SINGAPORE (Reuters) - The United States is unlikely to help South Korea build nuclear-powered submarines at the moment, as it is stretched by AUKUS commitments to Australia, U.S. Defense Secretary Lloyd Austin said at the Shangri-La security dialogue in Singapore.
In 2021 the United States signed the AUKUS pact with Britain and Australia to share nuclear-powered submarine technology and to sell at least three Virginia-class boats to Australia in the 2030s.
Several other allies, including South Korea, have expressed interest in involvement.
Asked on Saturday at the security summit how he would respond to a direct South Korean request for help obtaining nuclear submarines, Austin said it would be "very, very difficult" for Washington to accommodate that "on top of what we do right now".
"(AUKUS) is no small endeavour," he said. "We just started down this path with Australia. (It's) highly doubtful that we could take on another initiative of this type anytime in the near future."
The two-stage security pact aims to counteract China's growing power in the Asia-Pacific region.
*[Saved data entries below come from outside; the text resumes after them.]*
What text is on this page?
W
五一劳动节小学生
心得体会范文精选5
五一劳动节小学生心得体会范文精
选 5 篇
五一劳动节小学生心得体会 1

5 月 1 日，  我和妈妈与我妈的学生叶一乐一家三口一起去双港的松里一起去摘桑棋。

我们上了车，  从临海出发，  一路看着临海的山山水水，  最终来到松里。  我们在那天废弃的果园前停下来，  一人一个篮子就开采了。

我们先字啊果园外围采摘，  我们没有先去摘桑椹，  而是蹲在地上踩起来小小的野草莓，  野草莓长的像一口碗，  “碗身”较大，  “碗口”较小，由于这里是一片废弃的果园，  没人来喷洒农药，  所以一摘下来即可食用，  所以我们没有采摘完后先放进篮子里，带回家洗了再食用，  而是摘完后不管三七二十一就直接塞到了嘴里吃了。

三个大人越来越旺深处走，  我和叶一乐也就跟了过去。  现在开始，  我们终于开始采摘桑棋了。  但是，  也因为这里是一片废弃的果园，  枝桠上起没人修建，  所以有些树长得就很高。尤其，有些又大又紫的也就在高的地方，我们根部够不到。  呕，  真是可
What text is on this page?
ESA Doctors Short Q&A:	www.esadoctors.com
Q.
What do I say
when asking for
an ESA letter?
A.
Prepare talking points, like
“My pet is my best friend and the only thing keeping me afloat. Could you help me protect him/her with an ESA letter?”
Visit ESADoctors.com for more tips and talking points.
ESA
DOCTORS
It will be the first time Washington has shared nuclear-propulsion technology since it did so with Britain in the 1950s.
It includes a second technology-sharing "pillar", besides the submarines, which has drawn interest from New Zealand and Japan.
"We believe that AUKUS is actually a good addition to regional security," New Zealand Defence Minister Judith Collins said on the sidelines of the Shangri-La Dialogue on Friday, adding that New Zealand had enquired about the second pillar
"We've had no actual invitation to join it but it is something that we are certainly looking at," she said.
Australian Defence Minister Richard Marles said that he could imagine other countries' involvement in the future but that the focus for now was on the U.S.-UK-Australia trio getting "runs on the board" of submarine projects, which are set to last decades.